– Да ладно, что вы, не надо, – махнул рукой доктор философских наук, – можете просто по фамилии. А можете звать по прозвищу – Гром.

– Везёт тебе, что у тебя от фамилии образуется такое классное прозвище, – вздохнул Вульф, – с моей фамилией ничего такого не выйдет.

– Да ладно тебе, – подбодрил приятеля Гром, – пройдёт время, и мы наверняка тебе тоже прозвище придумаем. К тому же, моё прозвище не от фамилии образовалась. У меня непереносимость лактозы, и вы ребята точно не захотите оказаться поблизости, когда начнёт буйствовать стихия.

– Ким, а что на счёт тебя? – сменил тему Вульф.

– Ким Чен Ым, – поправил Вульфа филолог, – терпеть не могу, когда называют меня уменьшительно-ласкательным именем.

– Точно, так что насчёт тебя? У тебя есть прозвище?

– Не знаю, – пожал плечами Ким Чен Ым, – за глаза меня называли психованный или сумасшедший, но эти люди, если честно, сами были не в адеквате, ходили вечно и шарахались от меня. Расисты одинаковы везде.

– Кроме России, – заметил Айсберг, – в России не было рабства. Здесь царит равноправие для ксенофобии, что не может не радовать.

– Именно поэтому моей сестре нравится фиолетовый цвет, – вставил свои пять копеек Сергей Анатольевич, – потому что на Земле нет людей такого цвета кожи. Но не сомневаюсь, что как только такие люди появятся, её любимый цвет тут же поменяется.

– Я был один раз фиолетовым, – между делом сказал Ким, – прыгал в озеро с обрыва и приземлился на живот.

Всех четверых передёрнуло.

– Да, это было больно, – вороша болезненные воспоминания, подтвердил филолог, – но зато с того момента я вынес полезный урок.

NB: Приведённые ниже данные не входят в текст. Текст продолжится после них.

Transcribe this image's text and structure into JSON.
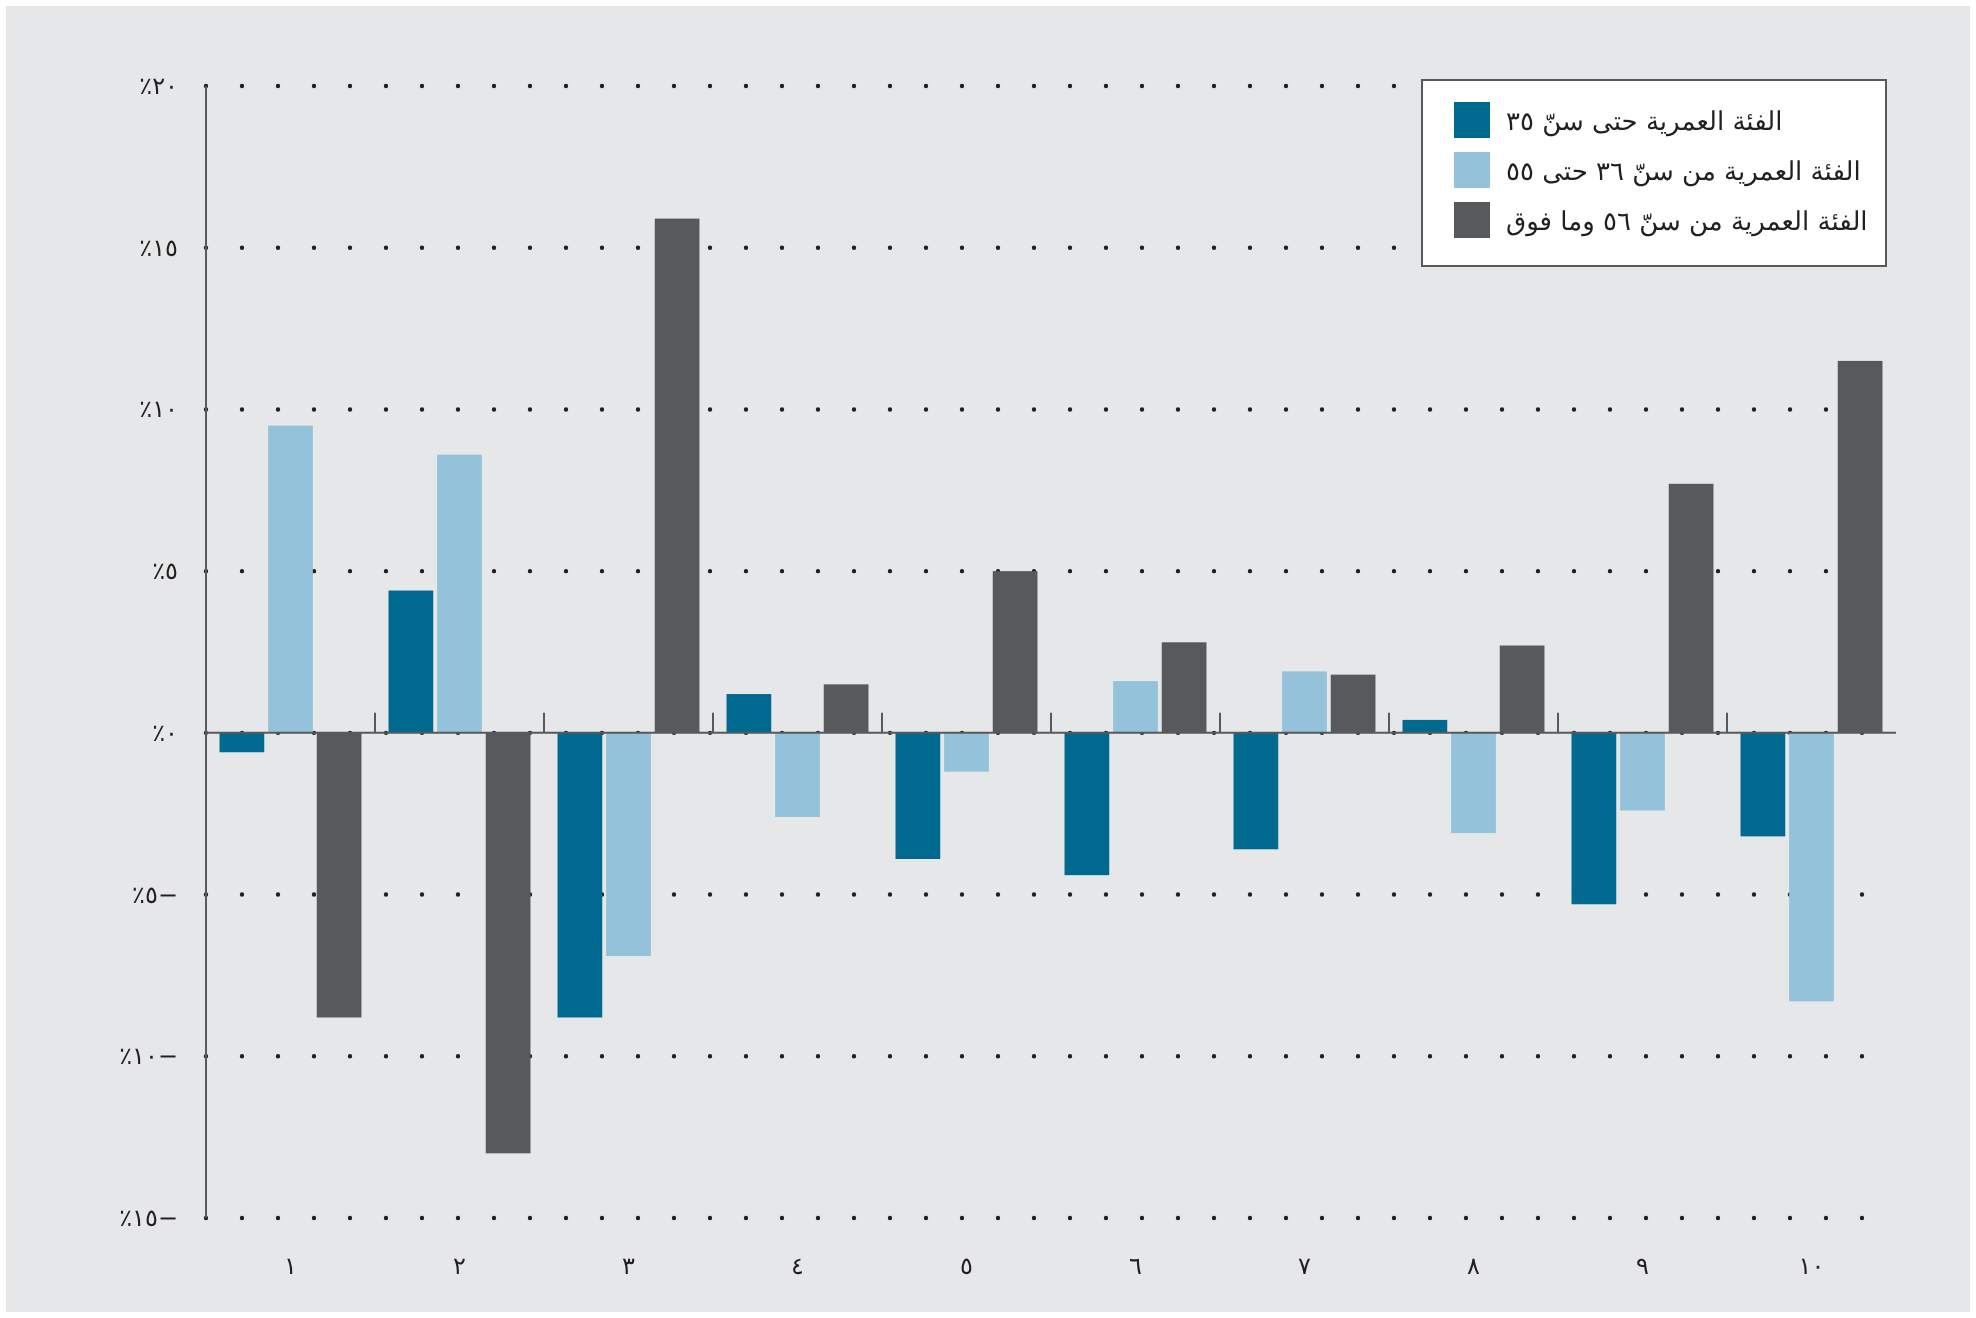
{
  "chart_data": {
    "type": "bar",
    "categories": [
      "١",
      "٢",
      "٣",
      "٤",
      "٥",
      "٦",
      "٧",
      "٨",
      "٩",
      "١٠"
    ],
    "series": [
      {
        "name": "الفئة العمرية حتى سنّ ٣٥",
        "color": "#006990",
        "values": [
          -0.6,
          4.4,
          -8.8,
          1.2,
          -3.9,
          -4.4,
          -3.6,
          0.4,
          -5.3,
          -3.2
        ]
      },
      {
        "name": "الفئة العمرية من سنّ ٣٦ حتى ٥٥",
        "color": "#93c2da",
        "values": [
          9.5,
          8.6,
          -6.9,
          -2.6,
          -1.2,
          1.6,
          1.9,
          -3.1,
          -2.4,
          -8.3
        ]
      },
      {
        "name": "الفئة العمرية من سنّ ٥٦ وما فوق",
        "color": "#58595b",
        "values": [
          -8.8,
          -13.0,
          15.9,
          1.5,
          5.0,
          2.8,
          1.8,
          2.7,
          7.7,
          11.5
        ]
      }
    ],
    "ylim": [
      -15,
      20
    ],
    "yticks": [
      {
        "value": -15,
        "label": "٪١٥−"
      },
      {
        "value": -10,
        "label": "٪١٠−"
      },
      {
        "value": -5,
        "label": "٪٥−"
      },
      {
        "value": 0,
        "label": "٪٠"
      },
      {
        "value": 5,
        "label": "٪٥"
      },
      {
        "value": 10,
        "label": "٪١٠"
      },
      {
        "value": 15,
        "label": "٪١٥"
      },
      {
        "value": 20,
        "label": "٪٢٠"
      }
    ],
    "grid": "y",
    "legend": "top right"
  }
}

– Что не надо прыгать с трамплина в воду на живот? – уточнил Громов.

– Да. Зимой.

Учителей снова передёрнуло.

– В любом случае, если случайно как-то познакомишься с моей сестрой, не упоминай при ней эту ужасную историю. И ещё не проси её называть себя по полному имени. Никогда.

– Почему мы вообще должны с ней встречаться? – недоумённо спросил Ким. – Страховка у меня не закончилась, в ДТП я не попадал, не думаю, что мне каким-то образом придётся с ней пересекаться.

– А это не от вас зависит, – махнул рукой Сергей Анатольевич, – она всегда пробивает всех моих знакомых. Так что лучше придумай себе псевдоним.

– Я даже не знаю, – растерялся литератор, – что угодно?

– Только, что тебе нравится, она же не зверь какой. Кстати, Ким Чен Ым, друг мой, ты любишь собак?

– Ага, – активно закивал Ким, – кто же их не любит?

– Разумеется, Ким Чен Ым, ты любишь собак, как будто кто-то сомневался. Как тебе прозвище Тэнгу, а? Это японский лесной дух, название переводится как «Небесная собака». Конечно, прозвище придуманное, а не полученное, не так хорошо приклеивается, но уж лучше так, чем как у Грома.

Ким призадумался.

– А впрочем, неплохо. Всяко лучше, чем сумасшедший или психованный. И главное, короче!

– Отлично! – обрадовался Вульф. – Значит, на том и порешим. Простите меня, но я решил расставить все точки над «ё», прежде мы начнём пить. За это время может произойти всякое, я должен перестраховаться.

– А что? До меня она не будет докапываться? – спросил оскорблённый Айсберг.

– Да не, это уже антисемитизм будет, у них на работе с этим строго. Начальство, – физик перевёл взгляд наверх, – ненавидеть можно, но только за глаза.

– И раз мы всё выяснили, может, пойдем, закажем, – Гром потёр горло, – а то я чувствую себя неловко. Пришли в бар, а сидим, лясы точим, что о нас люди подумают?!

– Нельзя отказывать доктору в его уважительной просьбе, пойдёмте к стойке, ребята.

Оставив ненадолго своё место, друзья подошли к бармену.

– Хэй, Рыжий, мы определились с заказом, два джин-тоника мне. По отдельности – всё гадость редкостная, но вместе классная вещь!